The formation is divided into upper and lower parts (Tmlu and Tmll respectively). Notice how the lower part flanks the upper part on both sides. That’s because the whole thing is folded like a taco, so the older rocks wrap around the younger rocks — a configuration called a syncline. The upper rocks have more sand and gravel in them and resist erosion better than the muddier lower rocks.

The paved trail is the middle part of Donald Road; you can get to the open space on Donald Road from north or south. I came up from the south and recommend that unless you’re in a hurry.

Along the way you may see cattle. Moraga originated as a cattle ranch in the 1840s, so these represent an old tradition.
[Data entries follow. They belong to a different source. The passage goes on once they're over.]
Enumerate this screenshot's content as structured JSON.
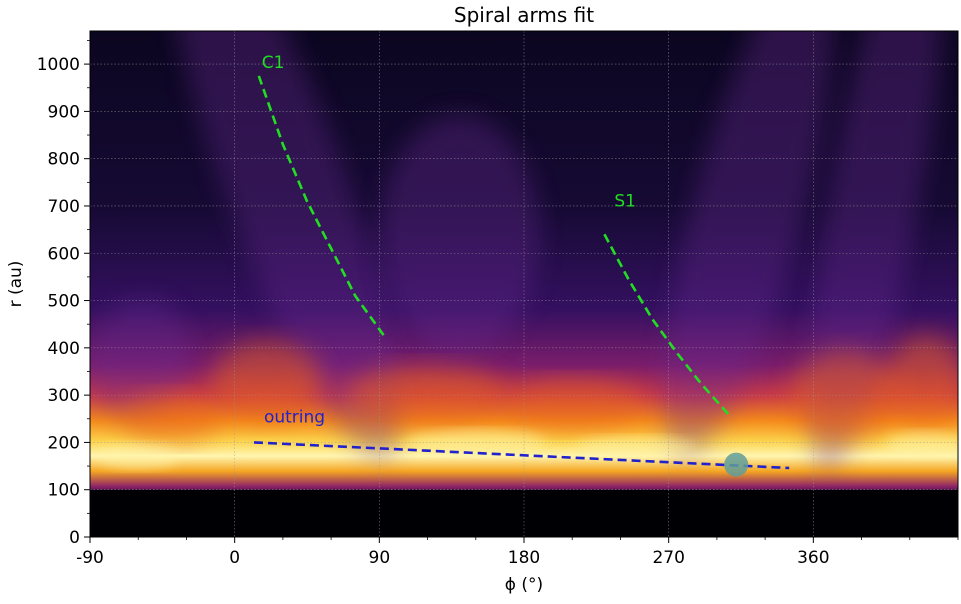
{
  "chart_data": {
    "type": "heatmap",
    "title": "Spiral arms fit",
    "xlabel": "ϕ (°)",
    "ylabel": "r (au)",
    "xlim": [
      -90,
      450
    ],
    "ylim": [
      0,
      1070
    ],
    "xticks": [
      -90,
      0,
      90,
      180,
      270,
      360
    ],
    "yticks": [
      0,
      100,
      200,
      300,
      400,
      500,
      600,
      700,
      800,
      900,
      1000
    ],
    "grid": true,
    "colormap": "inferno",
    "heatmap_features": [
      {
        "feature": "bright ring",
        "r_approx": 150
      },
      {
        "feature": "disc inner edge",
        "r_approx": 100
      }
    ],
    "fits": [
      {
        "label": "C1",
        "color": "#22dd22",
        "style": "dashed",
        "points": [
          [
            15,
            975
          ],
          [
            30,
            830
          ],
          [
            45,
            710
          ],
          [
            60,
            610
          ],
          [
            75,
            510
          ],
          [
            93,
            425
          ]
        ]
      },
      {
        "label": "S1",
        "color": "#22dd22",
        "style": "dashed",
        "points": [
          [
            230,
            640
          ],
          [
            245,
            545
          ],
          [
            260,
            460
          ],
          [
            275,
            390
          ],
          [
            290,
            325
          ],
          [
            307,
            260
          ]
        ]
      },
      {
        "label": "outring",
        "color": "#2222cc",
        "style": "dashed",
        "points": [
          [
            12,
            200
          ],
          [
            345,
            146
          ]
        ]
      }
    ],
    "markers": [
      {
        "x": 312,
        "y": 153,
        "color": "#5f9e9a"
      }
    ]
  }
}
For all I know, Moragans still fill their household freezers with artisanal grass-fed Moraga beef.

Get off the pavement to see bedrock poking through the soil. It’s coarse sandstone with a fair share of pebbles.

Elsewhere it’s full-fledged conglomerate, mostly pebbles that represent a variety of different rock types.

These rocks are interpreted as freshwater deposits, laid down by a vigorous river draining hilly terrain. Nearby exposures of this unit contain horse bones and teeth and plant leaves that fix its age around early Pliocene time, some 5 million years ago.

These rocks are pretty tightly folded. This detail from the geologic map shows the direction and angle that the rock beds dip into the hill. You can see that over a short distance, their orientation changes by roughly 90 degrees. As surely as folding a taco, that would push the central belt of rocks upward. The red line with the arrows indicates the syncline’s axis and sense. (An opposite fold, with the arrows pointing away, would be an anticline.)

But by all means, look around from the top of Mulholland Hill. Depending on the weather and the direction, the vista can be stern, like this view of Round Top and the Oakland Hills,

or grand, like this view of Las Trampas and Rocky Ridges, with Bollinger Canyon between them,

or just splendid.

A fine place to visit. It’s also prime raptor habitat — but if you’re a birdwatcher you probably already know about it. I’m tempted to return.